De volta ao Brasil, Fafá se diz satisfeita com o resultado das últimas eleições. "O povo manda recado pelas urnas. Fico feliz de ver que ele está amadurecendo, ao contrário dos políticos, que sequer estão percebendo essa mudança. Essa revelação do PT tem que ser olhada com muita atenção. O povo sabe o que quer, embora declare isso só na hora do voto para se proteger", acredita.

Sedução e rock’n’roll
Em seu novo CD, Fafá está cantando em tons mais confortáveis e sem exageros. "Foi intencional. É uma volta à primeira fase minha de carreira. Em determinado momento, colocavam tons muito altos para mim. É o negócio de quererem o brilho da lágrima na voz... Mas gosto dos meus timbres médios como gravei agora", diz. Ao fundo, a sonoridade do disco é luxuosa. Apesar da lamentada ausência de seu amigo Wagner Tiso no disco, outros grandes arranjadores da MPB a puseram envolta num mar de cordas. Fafá conta que teve essa idéia de cantar com grande orquestra depois de assistir a um recital na Europa com a Orquestra Sinfônica de Sevilha, o maestro Ennio Morricone e a cantora portuguesa Dulce Pontes. "Quando soou uma sinfônica, disse para mim mesma: ‘Não quero menos que isso!’ Telefonei para minha assessora e disse: não sei ainda o que vou cantar só que preciso no mínimo de uma sinfônica, com Chiquinho de Moraes na veia", gargalha a cantora, que almeja um patrocínio para levar esse enorme time de músicos para o palco, em sua nova turnê. Caso contrário, ela garante que se contenta com um sexteto ou um quarteto de cordas.

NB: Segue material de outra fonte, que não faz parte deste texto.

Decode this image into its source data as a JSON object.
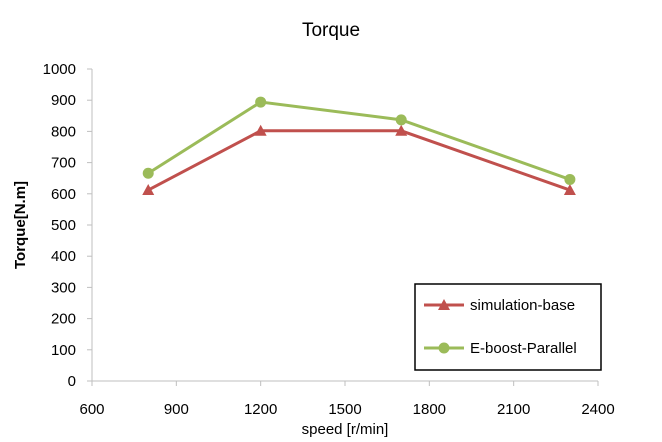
{
  "chart_data": {
    "type": "line",
    "title": "Torque",
    "xlabel": "speed [r/min]",
    "ylabel": "Torque[N.m]",
    "xlim": [
      600,
      2400
    ],
    "ylim": [
      0,
      1000
    ],
    "x_ticks": [
      600,
      900,
      1200,
      1500,
      1800,
      2100,
      2400
    ],
    "y_ticks": [
      0,
      100,
      200,
      300,
      400,
      500,
      600,
      700,
      800,
      900,
      1000
    ],
    "grid": false,
    "legend_position": "bottom-right",
    "series": [
      {
        "name": "simulation-base",
        "color": "#c0504d",
        "marker": "triangle",
        "points": [
          {
            "x": 800,
            "y": 612
          },
          {
            "x": 1200,
            "y": 802
          },
          {
            "x": 1700,
            "y": 802
          },
          {
            "x": 2300,
            "y": 612
          }
        ]
      },
      {
        "name": "E-boost-Parallel",
        "color": "#9bbb59",
        "marker": "circle",
        "points": [
          {
            "x": 800,
            "y": 666
          },
          {
            "x": 1200,
            "y": 894
          },
          {
            "x": 1700,
            "y": 837
          },
          {
            "x": 2300,
            "y": 646
          }
        ]
      }
    ]
  }
}
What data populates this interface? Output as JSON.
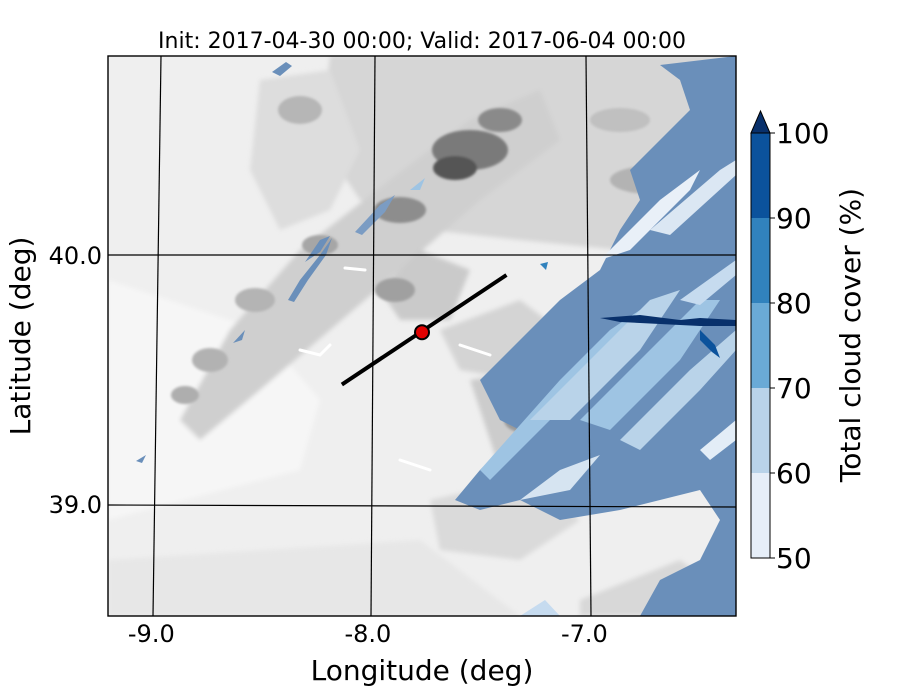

Por falar em show, Fafá não adianta detalhes sobre o roteiro, mas promete arrasar. "Vamos falar do universo da diva, da mulher na escadaria, do sex appeal. Meu universo sempre foi mais passional do que low profile. Sempre estive mais para Gina Lolobrigida e Sophia Loren do que para Liv Ullman", diz ela, comparando as beldades italianas com a atriz cool sueca. Fã do cineasta espanhol Pedro Almodóvar, ela diz que não dispensará essa porção latina.

Apesar do repertório de seu novo disco ter sido pinçado entre vários clássicos do samba-canção, do bolero e da bossa nova, Fafá incluiu uma ou outra canção mais pop contemporânea, como A Medida da Paixão, de Lenine e Dudu Falcão. A propósito, a cantora é do cast da Warner, uma gravadora de maior perfil pop, algo que a agrada. "Identifico-me muito mais com os pops do que a MPB. Sou mais rock’n’roll em atitude, acho que tem muita gente boa no pop. Adoro Ana Carolina e Lenine. Gosto dessa coisa mais contemporânea. Eles me dizem que as mães deles gostavam muito de ouvir minhas canções quando eles eram pequenos. O Toni Garrido, por exemplo, acabou de me dizer isso", diverte-se.

Depois de passar pela lambada, sertanejo, música de protesto, fados e toadas de boi, Fafá despista quanto ao futuro de sua música. "Pretendo continuar cantando. Quando gravei um estilo popular, não o fiz por estratégia de marketing. É porque o público que ia aos meus shows não se identificava com o que eu gravava. As canções que canto agora têm um perfil popular também. Descobri que o meu disco de fados, que era o mais distante possível da linha vigente do mercado, foi aquele com que mais consegui atingir o público. Vendeu muito. Mas nunca deixei de gravar com grandes músicos e não aceito exigência externa. Continuo na minha viagem emocional. Cada namorado que tenho é de um jeito e os discos são assim também."